内存分配栈 [英] Memory allocation stack

问题描述

在堆栈中，为main保留了内存，我们将其称为main函数的堆栈帧.

In the stack, memory is reserved for main which we call stack frame for the main function.

当我们调用Add函数时，内存保留在堆栈的顶部.在Add函数堆栈框架中，a和b是局部指针，而c是一个整数，用于计算总和，然后返回引用. c是Add函数的局部变量.

When we call the Add function, memory is reserved on top of the stack. In the Add function stack frame, a and b are local pointers and c is an integer which calculates the sum and then we return the reference. c is a local variable of Add function.

现在，当Add函数执行完成时，堆栈中的内存空间也会被释放，因此，当我们尝试使用指针p访问main中的该地址时，我们试图访问的基本上是一个释放空间.编译器发出警告，但是为什么它仍然可以正确打印5值?
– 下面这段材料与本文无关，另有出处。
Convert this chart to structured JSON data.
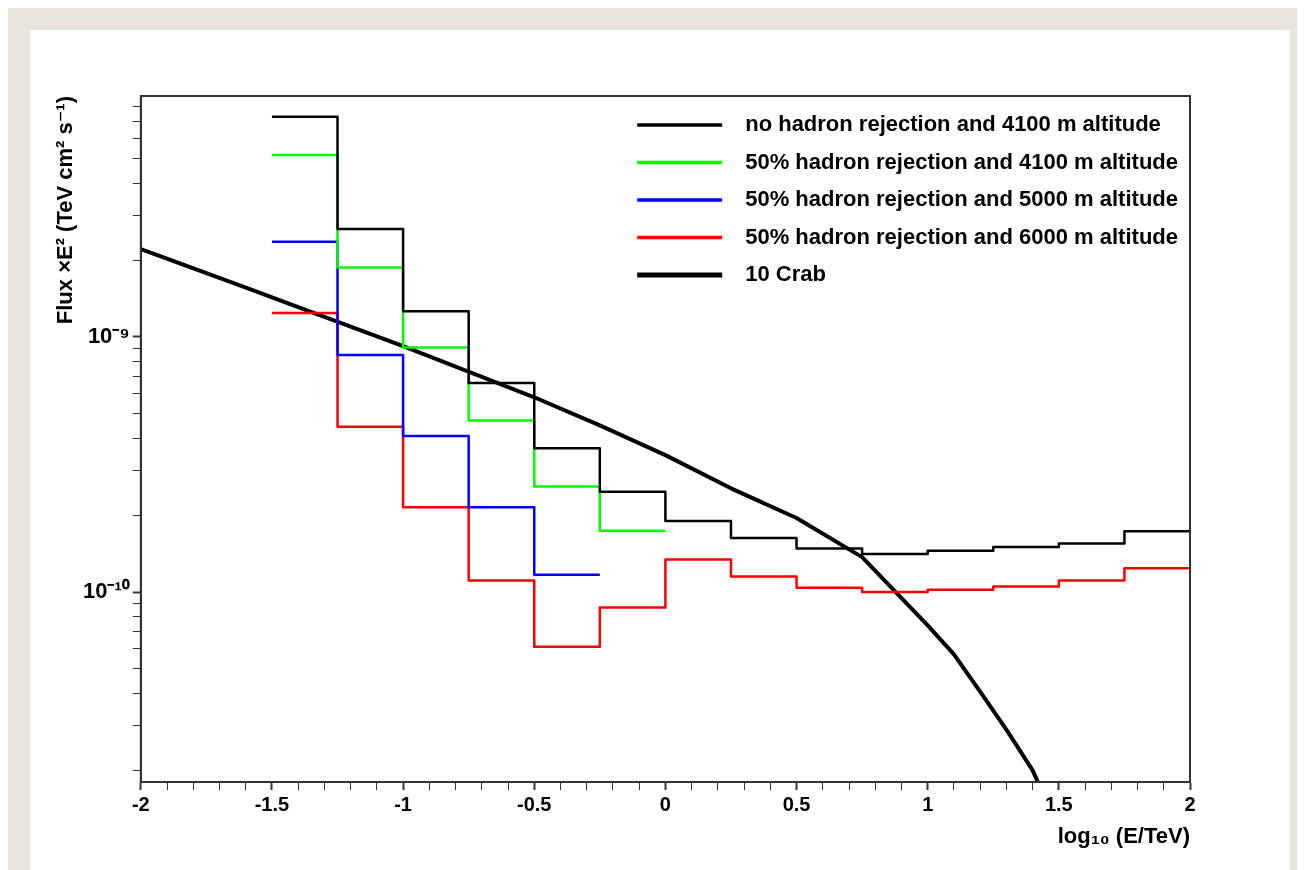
{
  "chart_data": {
    "type": "histogram",
    "xlabel": "log₁₀ (E/TeV)",
    "ylabel": "Flux ×E² (TeV cm² s⁻¹)",
    "log": "y",
    "legend": "top right",
    "bins": [
      -1.5,
      -1.25,
      -1,
      -0.75,
      -0.5,
      -0.25,
      0,
      0.25,
      0.5,
      0.75,
      1,
      1.25,
      1.5,
      1.75,
      2
    ],
    "series": [
      {
        "name": "no hadron rejection and 4100 m altitude",
        "color": "#000000",
        "values": [
          7.3e-09,
          2.65e-09,
          1.26e-09,
          6.6e-10,
          3.66e-10,
          2.47e-10,
          1.9e-10,
          1.63e-10,
          1.48e-10,
          1.41e-10,
          1.45e-10,
          1.5e-10,
          1.55e-10,
          1.73e-10
        ]
      },
      {
        "name": "50% hadron rejection and 4100 m altitude",
        "color": "#00ff00",
        "bins": [
          -1.5,
          -1.25,
          -1,
          -0.75,
          -0.5,
          -0.25,
          0
        ],
        "values": [
          5.17e-09,
          1.87e-09,
          9.1e-10,
          4.7e-10,
          2.59e-10,
          1.74e-10
        ]
      },
      {
        "name": "50% hadron rejection and 5000 m altitude",
        "color": "#0000ff",
        "bins": [
          -1.5,
          -1.25,
          -1,
          -0.75,
          -0.5,
          -0.25
        ],
        "values": [
          2.36e-09,
          8.5e-10,
          4.09e-10,
          2.15e-10,
          1.17e-10
        ]
      },
      {
        "name": "50% hadron rejection and 6000 m altitude",
        "color": "#ff0000",
        "values": [
          1.24e-09,
          4.45e-10,
          2.15e-10,
          1.11e-10,
          6.1e-11,
          8.7e-11,
          1.34e-10,
          1.15e-10,
          1.04e-10,
          1e-10,
          1.02e-10,
          1.05e-10,
          1.11e-10,
          1.24e-10
        ]
      },
      {
        "name": "10 Crab",
        "type": "line",
        "color": "#000000",
        "x": [
          -2,
          -1.75,
          -1.5,
          -1,
          -0.5,
          -0.25,
          0,
          0.25,
          0.5,
          0.75,
          1,
          1.1,
          1.2,
          1.3,
          1.4,
          1.42
        ],
        "values": [
          2.21e-09,
          1.78e-09,
          1.43e-09,
          9.2e-10,
          5.8e-10,
          4.5e-10,
          3.44e-10,
          2.55e-10,
          1.95e-10,
          1.37e-10,
          7.4e-11,
          5.7e-11,
          4.07e-11,
          2.89e-11,
          2e-11,
          1.8e-11
        ]
      }
    ],
    "xlim": [
      -2,
      2
    ],
    "ylim": [
      1.8e-11,
      8.8e-09
    ],
    "xticks": [
      -2,
      {
        "value": -1.9,
        "label": null
      },
      {
        "value": -1.8,
        "label": null
      },
      {
        "value": -1.7,
        "label": null
      },
      {
        "value": -1.6,
        "label": null
      },
      -1.5,
      {
        "value": -1.4,
        "label": null
      },
      {
        "value": -1.3,
        "label": null
      },
      {
        "value": -1.2,
        "label": null
      },
      {
        "value": -1.1,
        "label": null
      },
      -1,
      {
        "value": -0.9,
        "label": null
      },
      {
        "value": -0.8,
        "label": null
      },
      {
        "value": -0.7,
        "label": null
      },
      {
        "value": -0.6,
        "label": null
      },
      -0.5,
      {
        "value": -0.4,
        "label": null
      },
      {
        "value": -0.3,
        "label": null
      },
      {
        "value": -0.2,
        "label": null
      },
      {
        "value": -0.1,
        "label": null
      },
      0,
      {
        "value": 0.1,
        "label": null
      },
      {
        "value": 0.2,
        "label": null
      },
      {
        "value": 0.3,
        "label": null
      },
      {
        "value": 0.4,
        "label": null
      },
      0.5,
      {
        "value": 0.6,
        "label": null
      },
      {
        "value": 0.7,
        "label": null
      },
      {
        "value": 0.8,
        "label": null
      },
      {
        "value": 0.9,
        "label": null
      },
      1,
      {
        "value": 1.1,
        "label": null
      },
      {
        "value": 1.2,
        "label": null
      },
      {
        "value": 1.3,
        "label": null
      },
      {
        "value": 1.4,
        "label": null
      },
      1.5,
      {
        "value": 1.6,
        "label": null
      },
      {
        "value": 1.7,
        "label": null
      },
      {
        "value": 1.8,
        "label": null
      },
      {
        "value": 1.9,
        "label": null
      },
      2
    ],
    "yticks": [
      {
        "value": 2e-11,
        "label": null
      },
      {
        "value": 3e-11,
        "label": null
      },
      {
        "value": 4e-11,
        "label": null
      },
      {
        "value": 5e-11,
        "label": null
      },
      {
        "value": 6e-11,
        "label": null
      },
      {
        "value": 7e-11,
        "label": null
      },
      {
        "value": 8e-11,
        "label": null
      },
      {
        "value": 9e-11,
        "label": null
      },
      {
        "value": 1e-10,
        "label": "10⁻¹⁰"
      },
      {
        "value": 2e-10,
        "label": null
      },
      {
        "value": 3e-10,
        "label": null
      },
      {
        "value": 4e-10,
        "label": null
      },
      {
        "value": 5e-10,
        "label": null
      },
      {
        "value": 6e-10,
        "label": null
      },
      {
        "value": 7e-10,
        "label": null
      },
      {
        "value": 8e-10,
        "label": null
      },
      {
        "value": 9e-10,
        "label": null
      },
      {
        "value": 1e-09,
        "label": "10⁻⁹"
      },
      {
        "value": 2e-09,
        "label": null
      },
      {
        "value": 3e-09,
        "label": null
      },
      {
        "value": 4e-09,
        "label": null
      },
      {
        "value": 5e-09,
        "label": null
      },
      {
        "value": 6e-09,
        "label": null
      },
      {
        "value": 7e-09,
        "label": null
      },
      {
        "value": 8e-09,
        "label": null
      }
    ]
  }
}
Now when the Add function execution is completed the memory space in the stack is also deallocated so when we try to access this address in the main with pointer p, what we are trying to access is basically a deallocated space. The compiler gives a warning but why does it still print the value 5 correctly?

答案可能是机器没有释放内存空间，因为没有更多的功能，所以它认为没有必要.但是，如果我们编写另一个函数Hello，那么它肯定应该在调用堆栈中为Add函数分配空间，但是程序仍会打印

The answer to that may be that the machine didn't deallocate the memory space as it didn't deem it necessary as there were not any more functions. But if we write another function Hello then it should definitely deallocate the space for Add function in the call stack but the program still prints

Yay     5

是因为像在堆中一样，我们需要在释放null之后分配一个指向null的指针，否则我们仍然可以访问它?这里有类似的东西吗?

Is it because like in heap we need to assign a pointer to null after freeing it or else we can still access it? Is something like that related here?

/* void Hello()
   {
     printf("Yay");
   } */

int* Add(int *a,int *b)
{
  int c=*a+*b;
  return &c;
}

int main()
{
  int a=1,b=4;
  int *p=Add(&a,&b);
  // Hello();
  printf("\t%d",*p);
  return 0;
}

推荐答案

假定c是局部int变量，在函数调用为undefined-behavior后访问c，可能会打印预期的结果，或者可能执行意外的操作

Assuming c is local int variable, accessing c after function call is undefined-behavior and may print expected result, or may do something unexpected.

尽管C不是强制性的，但通常使用堆栈来实现.出于性能原因，当函数返回时，它将使堆栈区域保持不变.这就是为什么您看到值5即1+4的原因.但是您永远不要指望这一点.

Though C doesn't mandate, but typically it is implemented using stack. For performance reasons, when a function returns, it leaves the stack area unchanged. That is the reason why you are seeing the value 5 i.e. 1+4. But you should never count on this.

使用第二个函数时，行为仍未定义，因此您可以获得任何输出.实际上，如果您在第二个函数中定义另一个变量并使用它，则输出可能会更改.

When you use the second function, behavior still remains undefined so you can get any output. In practice if you define another variable in second function and use it, the output may change.

                       +-----------------+
                       .(local variables).
                       |'''''''''''''''''|
                       |                 |
+----------------+     . PRINTF FUNCTION .
|  c = 42        |     |                 |
|''''''''''''''''|     +-----------------+
|                |     |                 |
.  ADD FUNCTION  .     . HELLO  FUNCTION .
|                |     |                 |
+----------------+     +-----------------+
|  b = 4         |     |  b = 4          |
|''''''''''''''''|     |'''''''''''''''''|
|  a = 1         |     |  a = 1          |
|''''''''''''''''|     |'''''''''''''''''|
|                |     |                 |
.  MAIN FUNCTION .     .  MAIN  FUNCTION .
|                |     |                 |
+----------------+     +-----------------+

在上图中，我试图直观地表示当您在Add函数和Hello函数内部时，堆栈的外观.您可以看到Hello并没有弄乱Add函数中为c保留的堆栈内存.

In above diagram, I tried to visually represent how the stack might stack look when you are inside Add function and Hello function. You can see that Hello is not messing up with the stack memory that was reserved for c in Add function.

您可以通过将Hello函数重写为

You can verify this by rewriting the Hello function as

void Hello()
{
  int i = 42;
  printf("Yay - %d\n", i);
}

可以在main中打印42.

这篇关于内存分配栈的文章就介绍到这了，希望我们推荐的答案对大家有所帮助，也希望大家多多支持IT屋！